Cabe ao Ministério Público Federal (MPF) recorrer da decisão. Se mantido o entendimento da Quarta Turma do Tribunal Regional Federal da 1ª Região (TRF1), desta terça, a ação penal contra o prefeito de Cuiabá pode ser arquivada em definitivo, além de beneficiar outros ex-deputados que também foram gravados pelo delator.
Em fevereiro deste ano o desembargador federal Pablo Zuniga Dourado já havia acatado parcialmente os argumentos da defesa do emedebista, que pleiteava o trancamento da ação.
O magistrado ressaltou que as Cortes Superiores têm reconhecido o uso de gravações clandestinas como meio de prova, especialmente quando realizadas pela vítima do delito.
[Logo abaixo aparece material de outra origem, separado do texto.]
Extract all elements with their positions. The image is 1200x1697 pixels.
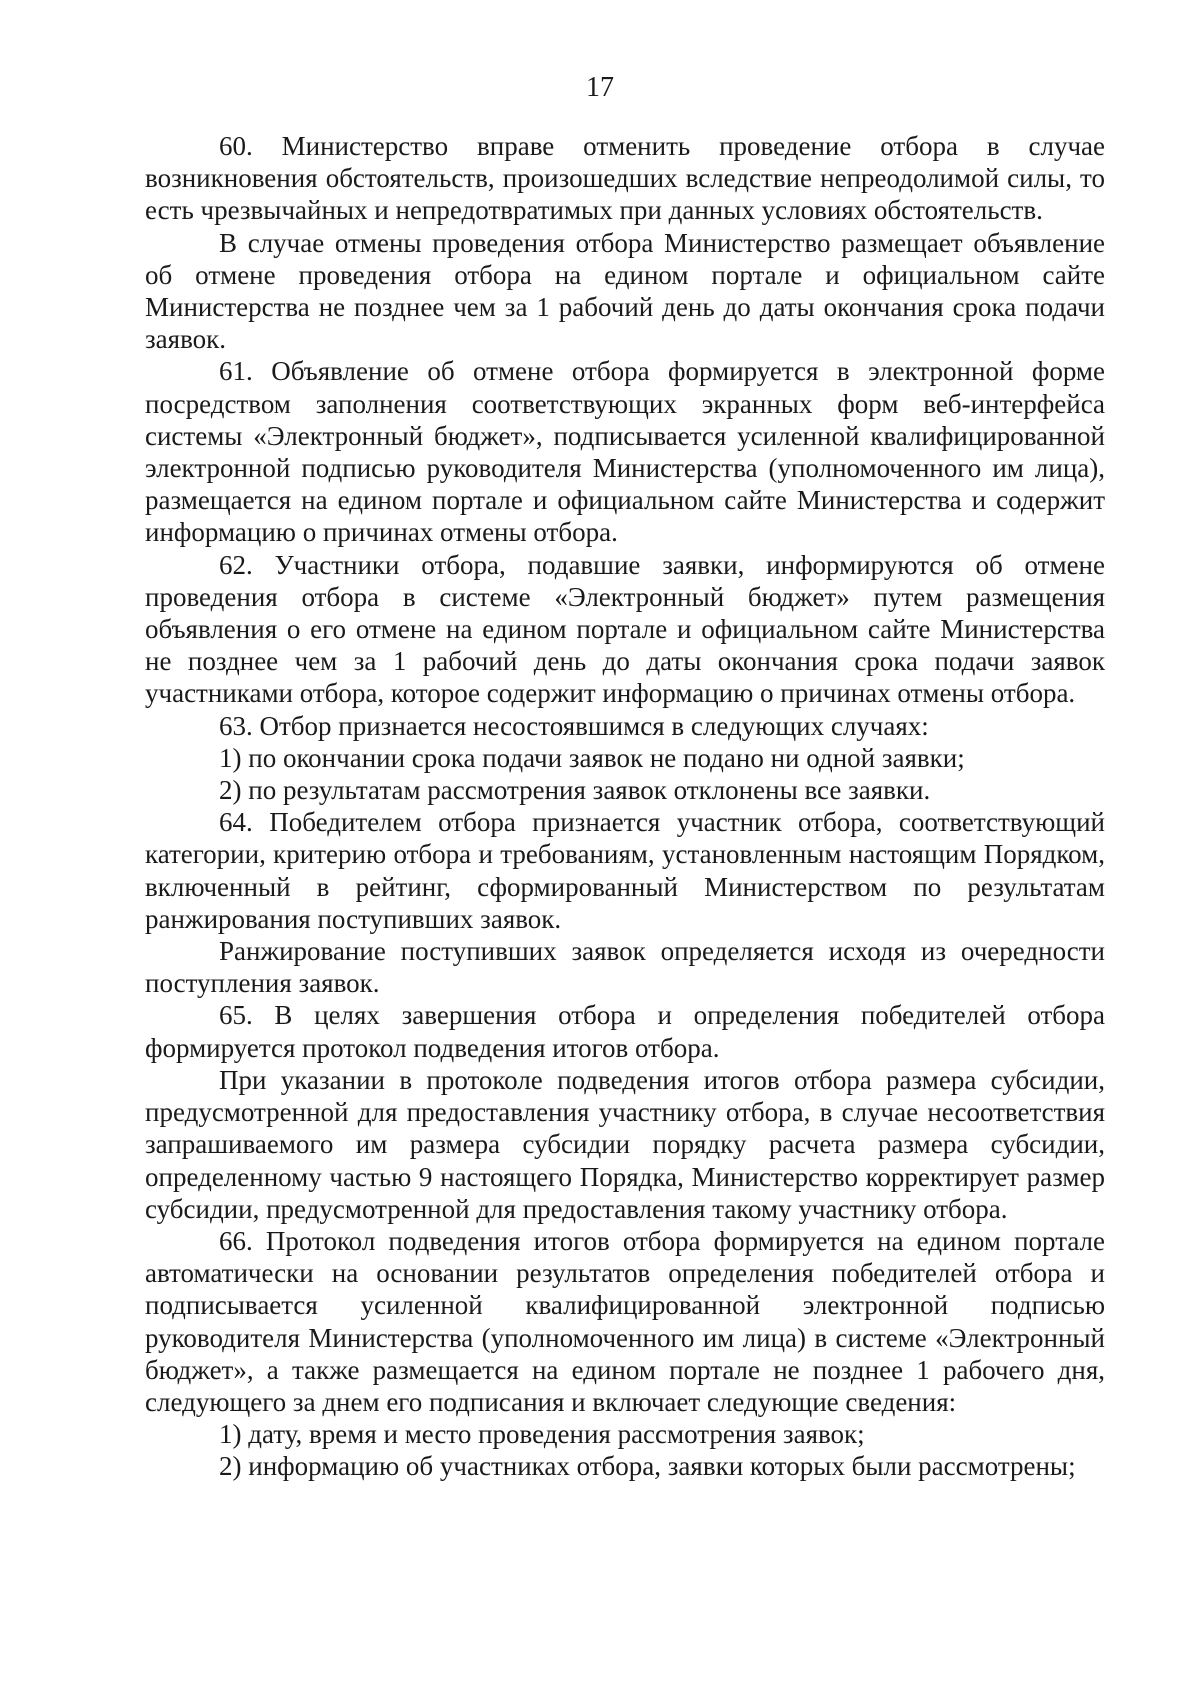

Contudo, destacou que ainda não houve uma posição definitiva do Supremo Tribunal Federal (STF) sobre a utilização destas gravações tanto pela defesa quanto pela acusação.

Denúncia
A denúncia do Ministério Público Federal (MPF) aponta que o então governador Silval Barbosa teria negociado o pagamento de propina no valor de R$ 600 mil para cada deputado estadual, com o objetivo de garantir governabilidade e a aprovação das contas do governo.
Segundo o MPF, em dezembro de 2013, Emanuel Pinheiro, na época deputado estadual, teria ido ao gabinete de Sílvio Cezar Corrêa Araújo, no Palácio Paiaguás, onde teria recebido R$ 50 mil a título de propina.
O episódio foi gravado por Silvio Corrêa, ex-chefe de gabinete de Silval Barbosa, e ganhou repercussão nacional.